The tribe has set up checkpoints where U.S. Highway 212 leads into the Cheyenne River Reservation.

"Many have been inconvenienced by the current situation, but the virus does not differentiate between members and non-members," Cheyenne River Sioux Tribe Chairman Harold Frazier said in a statement Friday. "It obligates us to protect everyone on the reservation regardless of political distinctions. We will not apologize for being an island of safety in a sea of uncertainty and death."

Both Bear Runner and Frazier said they are willing to work with the state moving forward, but indicated that they will not ease up on their measures to protect their reservations from the coronavirus.

State lawmakers backed the two tribes Saturday, saying the tribes have the ability to establish the checkpoints under the 1851 and 1868 Fort Laramie treaties and through various case law. They pointed to the Eight Circuit's 1990 holding that the state of South Dakota doesn't have jurisdiction over highways running through tribal lands without their consent, according to a letter by 17 state lawmakers to the governor.
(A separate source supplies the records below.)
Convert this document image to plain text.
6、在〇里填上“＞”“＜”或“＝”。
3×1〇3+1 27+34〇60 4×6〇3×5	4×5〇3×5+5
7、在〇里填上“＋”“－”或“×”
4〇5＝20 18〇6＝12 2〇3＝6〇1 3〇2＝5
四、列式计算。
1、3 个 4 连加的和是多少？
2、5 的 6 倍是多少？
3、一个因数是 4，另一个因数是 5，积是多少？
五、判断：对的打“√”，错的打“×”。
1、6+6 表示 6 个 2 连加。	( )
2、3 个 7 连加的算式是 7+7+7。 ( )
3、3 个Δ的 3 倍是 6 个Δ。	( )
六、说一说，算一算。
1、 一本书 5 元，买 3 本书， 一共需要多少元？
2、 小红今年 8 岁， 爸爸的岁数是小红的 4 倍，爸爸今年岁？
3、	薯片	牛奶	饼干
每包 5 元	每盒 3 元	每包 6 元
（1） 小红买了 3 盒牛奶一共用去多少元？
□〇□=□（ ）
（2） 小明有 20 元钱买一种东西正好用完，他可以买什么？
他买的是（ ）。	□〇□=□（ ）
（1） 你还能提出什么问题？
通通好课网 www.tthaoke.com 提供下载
"We think a better approach is communication rather than confrontation, cooperation rather than constitutional crisis and discussion rather than demands," they wrote.

The Cheyenne River Sioux Tribe received a letter from the BIA late last month, saying the state should have been consulted, which Noem echoed Friday. But Frazier said county and state officials had been addressed.

"In meeting with county commissioners, municipal, South Dakota Department of Transportation, Public schools and Federal agencies we have met the definition of consultation in both of our languages," he said in a statement Friday. In an April 26 statement, he said the state transportation department had inspected its checkpoints and offered technical advice on set up and operation. 

Bear Runner, too, said that state officials and advisers discussed the checkpoint plan with Oglala Sioux Tribe representatives as recently as May 1 and raised no objections.

Representatives for the tribes could not immediately be reached for further comment Monday. The BIA did not immediately respond to a request for comment.